# Need Chicken Help - Fast!



## Olive_Oyl (Nov 16, 2005)

Hey..Im a newbie!!! I need some help ASAP!! Ok..well I needed to fix dinner tonite..and our big dog..Otis...was in the house and I was doing something..and I heard something..So I went out into the kitchen..and the meat on the stove..in a skillet..cooling...was GONE Dumb dog ate it!!!  I was supposed to make some beef stroganouf..sp..and now I cant!!! Help..I need to have dinner done soon..I need a quick recipe..using egg noodles...I do have chicken..but its not thawed out!! Please please please help!!!


----------



## pdswife (Nov 16, 2005)

You could thaw the chicken in the mircowave and then

sautee it lightly and cover with some mushroom soup.  Bake for 30 minutes at 350.
Pour soup and meat over the noodles.


----------



## Olive_Oyl (Nov 16, 2005)

Ok..how do I thaw the chicken in the microwave..I was thinking about using this chicken cass. recipe I found..but it calls for the fam. size campbells cream of chicken and all I have is a combined 21 oz.cream of chicken..would that work..or no?  Thanks...


----------



## Ken (Nov 16, 2005)

You could also get a shorter dog.


----------



## Constance (Nov 16, 2005)

I hope you whomped Otis on the butt with the skillet! 

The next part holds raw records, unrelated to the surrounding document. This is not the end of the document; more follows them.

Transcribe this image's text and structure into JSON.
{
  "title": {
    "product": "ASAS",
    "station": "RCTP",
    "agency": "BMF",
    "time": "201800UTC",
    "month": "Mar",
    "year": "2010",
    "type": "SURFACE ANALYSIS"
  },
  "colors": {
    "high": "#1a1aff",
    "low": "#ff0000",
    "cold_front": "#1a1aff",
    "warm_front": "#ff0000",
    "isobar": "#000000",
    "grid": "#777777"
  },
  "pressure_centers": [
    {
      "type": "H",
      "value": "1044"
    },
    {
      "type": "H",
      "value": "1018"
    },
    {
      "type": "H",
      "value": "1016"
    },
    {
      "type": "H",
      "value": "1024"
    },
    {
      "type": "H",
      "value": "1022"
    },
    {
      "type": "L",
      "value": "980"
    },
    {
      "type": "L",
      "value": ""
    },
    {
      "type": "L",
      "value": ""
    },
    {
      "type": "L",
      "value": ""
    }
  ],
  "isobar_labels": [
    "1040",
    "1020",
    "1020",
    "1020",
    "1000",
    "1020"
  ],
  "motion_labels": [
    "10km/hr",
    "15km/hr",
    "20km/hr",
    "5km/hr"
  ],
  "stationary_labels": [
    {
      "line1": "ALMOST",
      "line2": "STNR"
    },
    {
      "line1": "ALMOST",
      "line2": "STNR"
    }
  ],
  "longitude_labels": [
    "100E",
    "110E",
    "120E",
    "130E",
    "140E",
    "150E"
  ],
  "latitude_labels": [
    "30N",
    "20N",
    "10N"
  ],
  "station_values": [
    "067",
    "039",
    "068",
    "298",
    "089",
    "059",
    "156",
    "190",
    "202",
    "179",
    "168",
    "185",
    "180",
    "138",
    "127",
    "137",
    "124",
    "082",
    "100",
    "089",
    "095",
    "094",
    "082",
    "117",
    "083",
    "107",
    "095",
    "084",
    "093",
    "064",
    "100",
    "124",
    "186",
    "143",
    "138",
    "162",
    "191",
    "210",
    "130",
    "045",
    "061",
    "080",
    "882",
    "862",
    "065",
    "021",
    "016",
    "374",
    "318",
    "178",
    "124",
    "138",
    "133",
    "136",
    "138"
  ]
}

Actually, when my kids were little, I had a fox terrier that climbed up the chair and onto the kitchen table, then proceeded to eat my 10 year old daughter's birthday cake, before she even got to see it. 
We who love animals have to deal with certain issues. 

Do you have any canned tuna, chicken, clams or such? Any bacon or sausage? 
Those noodles will be so rich and delicious, you won't need much. Make sure you get some peas or broccoli in there too...that will add a lot of flavor.

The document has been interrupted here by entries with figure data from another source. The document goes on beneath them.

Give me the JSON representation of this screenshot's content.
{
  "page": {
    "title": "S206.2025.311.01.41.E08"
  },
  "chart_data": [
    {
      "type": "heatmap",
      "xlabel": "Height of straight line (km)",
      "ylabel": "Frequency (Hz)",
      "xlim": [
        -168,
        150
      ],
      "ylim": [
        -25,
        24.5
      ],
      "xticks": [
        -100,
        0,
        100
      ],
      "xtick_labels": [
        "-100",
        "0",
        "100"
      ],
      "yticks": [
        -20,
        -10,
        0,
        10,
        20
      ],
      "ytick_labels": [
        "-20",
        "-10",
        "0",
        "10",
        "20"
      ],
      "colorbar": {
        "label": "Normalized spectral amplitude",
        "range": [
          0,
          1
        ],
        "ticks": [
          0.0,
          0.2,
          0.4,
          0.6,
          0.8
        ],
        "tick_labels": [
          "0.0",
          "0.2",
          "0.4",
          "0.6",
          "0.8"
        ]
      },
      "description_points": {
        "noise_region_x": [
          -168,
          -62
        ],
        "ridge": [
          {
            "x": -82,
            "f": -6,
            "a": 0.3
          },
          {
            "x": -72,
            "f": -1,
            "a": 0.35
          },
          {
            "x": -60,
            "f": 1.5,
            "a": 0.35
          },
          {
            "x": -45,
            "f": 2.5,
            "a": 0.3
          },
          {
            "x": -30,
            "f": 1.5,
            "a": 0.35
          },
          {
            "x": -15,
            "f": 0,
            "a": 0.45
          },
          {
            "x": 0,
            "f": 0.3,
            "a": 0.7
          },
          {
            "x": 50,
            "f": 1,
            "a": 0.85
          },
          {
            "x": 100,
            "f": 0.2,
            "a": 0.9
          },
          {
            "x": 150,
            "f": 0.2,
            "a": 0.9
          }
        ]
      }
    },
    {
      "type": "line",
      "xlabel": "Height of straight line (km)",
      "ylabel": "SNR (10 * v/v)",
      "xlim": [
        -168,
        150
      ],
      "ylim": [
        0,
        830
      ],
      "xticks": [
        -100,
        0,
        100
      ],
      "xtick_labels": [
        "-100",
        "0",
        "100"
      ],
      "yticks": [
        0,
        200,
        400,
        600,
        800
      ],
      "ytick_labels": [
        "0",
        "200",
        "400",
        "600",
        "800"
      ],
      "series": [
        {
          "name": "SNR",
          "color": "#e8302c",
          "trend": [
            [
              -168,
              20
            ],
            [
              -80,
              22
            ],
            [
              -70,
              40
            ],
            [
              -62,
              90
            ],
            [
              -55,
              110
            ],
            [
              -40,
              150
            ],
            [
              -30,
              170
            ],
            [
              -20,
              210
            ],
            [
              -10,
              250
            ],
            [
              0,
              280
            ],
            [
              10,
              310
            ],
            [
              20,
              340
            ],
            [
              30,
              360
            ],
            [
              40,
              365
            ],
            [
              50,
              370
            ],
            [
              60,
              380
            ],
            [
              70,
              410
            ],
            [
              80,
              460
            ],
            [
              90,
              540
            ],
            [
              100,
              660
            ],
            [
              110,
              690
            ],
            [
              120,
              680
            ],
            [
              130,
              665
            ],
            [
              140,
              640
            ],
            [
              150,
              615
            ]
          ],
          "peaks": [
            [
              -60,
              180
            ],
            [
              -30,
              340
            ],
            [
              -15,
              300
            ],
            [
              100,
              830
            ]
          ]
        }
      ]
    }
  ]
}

Never fear...grandma's here!


----------



## urmaniac13 (Nov 16, 2005)

Your incident reminds me of the film Christmas Story, the battle of the father vs. unruly bunch of canines from the neighbour!!   

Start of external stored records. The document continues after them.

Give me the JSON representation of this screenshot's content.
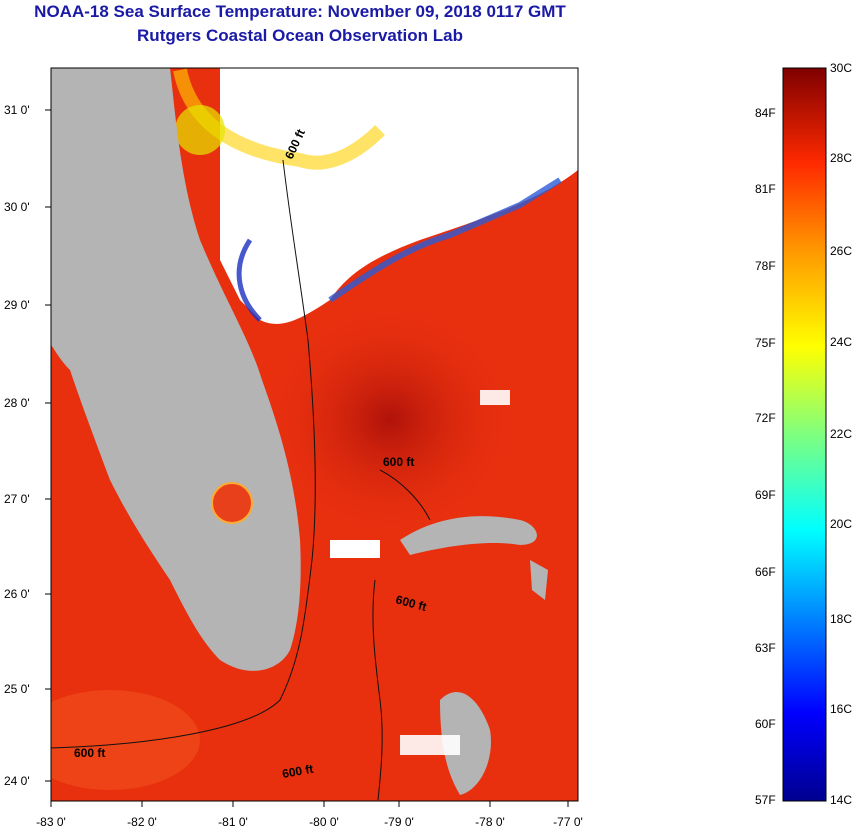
{
  "title_line1": "NOAA-18 Sea Surface Temperature:  November 09, 2018 0117 GMT",
  "title_line2": "Rutgers Coastal Ocean Observation Lab",
  "lat_labels": [
    "31 0'",
    "30 0'",
    "29 0'",
    "28 0'",
    "27 0'",
    "26 0'",
    "25 0'",
    "24 0'"
  ],
  "lon_labels": [
    "-83 0'",
    "-82 0'",
    "-81 0'",
    "-80 0'",
    "-79 0'",
    "-78 0'",
    "-77 0'"
  ],
  "contour_label": "600 ft",
  "colorbar": {
    "celsius": [
      "30C",
      "28C",
      "26C",
      "24C",
      "22C",
      "20C",
      "18C",
      "16C",
      "14C"
    ],
    "fahrenheit": [
      "84F",
      "81F",
      "78F",
      "75F",
      "72F",
      "69F",
      "66F",
      "63F",
      "60F",
      "57F"
    ]
  },
  "colors": {
    "title": "#1a1aa6",
    "land": "#b4b4b4",
    "ocean_warm": "#e8300f",
    "cloud": "#ffffff"
  }
}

Sorry I didn't want to make fun of such an urgent emergency, but I would think chicken version of stroganoff could be pretty good, too... I never tried the stroganoff itself with chicken but I cooked chicken with creamy sauces and mushrooms many times and they are always delicious... I would give it a try!


----------



## Olive_Oyl (Nov 16, 2005)

No..I dont have much..and I cant really run to the grocery store..we used the broccoli last nite...what about just making an easy spaghetti sauce or something...do you know of a quick and easy recipe like that...what do you think about the chicken cass....idea..but i only have 21 oz of cream o chicken..and it calls for 26 oz..with 6 chicken breasts...?


----------



## pdswife (Nov 16, 2005)

your cass. would work.  Just add a little bit of milk.


----------



## urmaniac13 (Nov 16, 2005)

Olive, thaw the chicken in a micro with a very low setting, if you use too much power it will cook on the outside while the inside remain frozen. 
Do you have some fresh veg, like some leftover of broccoli, carrots, zucchini, onions, bell peppers? If you do you can julienne them, then stir fry them and the chicken strips with evoo or butter, garlic and salt and pepper. Then toss it with the pasta... simple but a very colourful pleasant looking result, not to mention pleasant tasting!


----------



## Olive_Oyl (Nov 16, 2005)

Yes!! Ok..how much milk...Heres the recipe...if you dont mind taking a look at it...www.wreg.com/Global?story.asp?S=1919085
..And thawing out my chicken..time defrost..Pwr-1 right? For how long..?? Thanks sooo much!


----------



## Michael in FtW (Nov 16, 2005)

Okay gang, the link was wrong ... the "?" after "Global" should have been a "/" - here is the correct link for the Chicken and Egg Noodle Casserole Olive is trying to make.

Now that I have seen the recipe ... if your microwave as a defrost setting use it. If not - use low power and figure on about 8-minutes per pound. You'll want to check it every 4-5 minutes and separate the pieces as they come loose from each other. Since your going to par-boil them first anyway - getting cooked a little on the outside isn't going to be a problem.

As for the soup - the way it is used I wouldn't worry. But, you could add about 1/2 milk to stretch it out.


----------